Senator Cruz’s Border Bill Cannot Pay for the Wall
by Alex Nowrasteh on April 27, 2017 at 8:08 AM
Senator Ted Cruz (R-TX) recently introduced the Ensuring Lawful Collection of Hidden Assets to Provide Order Act, also known as the “El Chapo Act,” to fund President Trump’s proposed border wall. The media reports that Cruz’s bill is similar to one introduced by Representative Jim Sensenbrenner (R-WI) in February. Cruz’s bill would apportion some money seized from drug lords like El Chapo to the construction of a border wall.
There are several problems with this idea.

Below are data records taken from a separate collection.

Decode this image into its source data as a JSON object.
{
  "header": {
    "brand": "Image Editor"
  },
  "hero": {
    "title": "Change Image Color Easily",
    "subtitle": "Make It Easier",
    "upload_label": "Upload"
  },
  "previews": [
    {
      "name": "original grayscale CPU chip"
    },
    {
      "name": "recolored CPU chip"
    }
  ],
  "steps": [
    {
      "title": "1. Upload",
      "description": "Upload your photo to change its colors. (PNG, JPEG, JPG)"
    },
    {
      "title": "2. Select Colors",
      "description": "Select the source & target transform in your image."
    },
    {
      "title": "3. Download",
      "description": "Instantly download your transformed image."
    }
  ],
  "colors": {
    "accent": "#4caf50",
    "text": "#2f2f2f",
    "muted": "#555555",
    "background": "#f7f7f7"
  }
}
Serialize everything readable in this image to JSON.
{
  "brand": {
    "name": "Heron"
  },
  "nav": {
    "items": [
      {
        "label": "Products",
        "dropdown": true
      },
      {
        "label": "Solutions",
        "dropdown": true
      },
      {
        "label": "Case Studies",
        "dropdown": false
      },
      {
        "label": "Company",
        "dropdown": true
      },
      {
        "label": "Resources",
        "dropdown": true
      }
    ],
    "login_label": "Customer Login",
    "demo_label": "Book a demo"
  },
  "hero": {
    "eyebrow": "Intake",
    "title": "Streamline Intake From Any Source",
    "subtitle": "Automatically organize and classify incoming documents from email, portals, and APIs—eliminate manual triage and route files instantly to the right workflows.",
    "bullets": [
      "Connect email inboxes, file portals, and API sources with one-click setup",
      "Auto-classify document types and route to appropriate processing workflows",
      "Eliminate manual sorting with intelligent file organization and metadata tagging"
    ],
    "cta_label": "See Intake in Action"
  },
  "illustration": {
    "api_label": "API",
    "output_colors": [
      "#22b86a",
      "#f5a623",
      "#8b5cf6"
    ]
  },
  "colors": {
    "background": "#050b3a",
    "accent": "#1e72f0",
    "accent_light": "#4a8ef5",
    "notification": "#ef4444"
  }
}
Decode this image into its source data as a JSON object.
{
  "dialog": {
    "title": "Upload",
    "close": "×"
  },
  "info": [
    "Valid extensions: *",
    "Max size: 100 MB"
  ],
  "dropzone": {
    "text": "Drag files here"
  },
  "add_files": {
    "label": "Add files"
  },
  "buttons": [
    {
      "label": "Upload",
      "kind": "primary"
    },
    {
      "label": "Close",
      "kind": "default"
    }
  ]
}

First, cash seizures cannot pay for the border wall. The inspector general at the Department of Justice found that the DEA, ATF, and FBI only seized assets and cash worth $5.36 billion from 2007 through 2016. A raid in Mexico in 2007 yielded $205 million in seized cash. The agencies spent those funds, gave them to local or state law enforcement, or returned some of them to victims. As my colleague David Bier and I wrote, building and maintaining a border wall over the next decade will cost about $44 to $99 billion. If 100 percent of the seized funds from 2007 to 2016 went toward border wall construction, then 126 to 310 miles of it would have been built by now along the roughly 2000 mile long border. That amounts to an average of 14 to 35 miles a year.
Even if the federal government seized all $14 billion from El Chapo (it won’t), that would at most cover a third of the decade-long cost of the border wall and likely no more than a seventh.
Second, just because money seized from Mexican drug dealers is funneled to paying for the wall doesn’t mean that Mexico would be paying for the wall. That money was going to be seized anyway by the federal government and mainly spent by U.S. law enforcement agencies. By redirecting the flow toward the construction of a border wall, this bill will make those U.S. law enforcement agencies pay for it in foregone revenue. A redirection of revenue that was already coming in cannot be a new stream of revenue to pay for a border wall. At best, it is an accounting trick to make it look like Mexico is paying for the wall. I am not endorsing the government’s seizure of drug money, the War on Drugs, or even the current budgets of other U.S. law enforcement agencies – I am merely pointing out that other U.S. agencies will be foregoing these funds. I doubt that Congress or the Trump administration will let their revenues shrink, so taxpayers will likely plug any spending gap caused by the redirection of funds toward a border wall.
Third, much of the disagreement over the cost of the border wall concerns the cost of eminent domain. Most of the land that the government will need to seize through eminent domain to build the border wall is in Texas where most of the land along the border is privately owned – which is one reason why 61 percent of Texas adults oppose the border wall.
Fourth, the stock of illegal immigrants is at its lowest point in a decade and annual cross-border apprehensions are at or near a 17-year low. Even if a border wall was a cheap and effective way to stop illegal immigration, the sustained collapse in cross-border apprehensions makes it a silly expenditure. It’s like a perfectly healthy person putting their formerly broken-but-now-healed arm in a cast 9 years after the injury healed.
In essence, Cruz’s bill would redirect seized drug money in order to fund further seizures of private property along the border and to pay for an expensive wall that is unnecessary.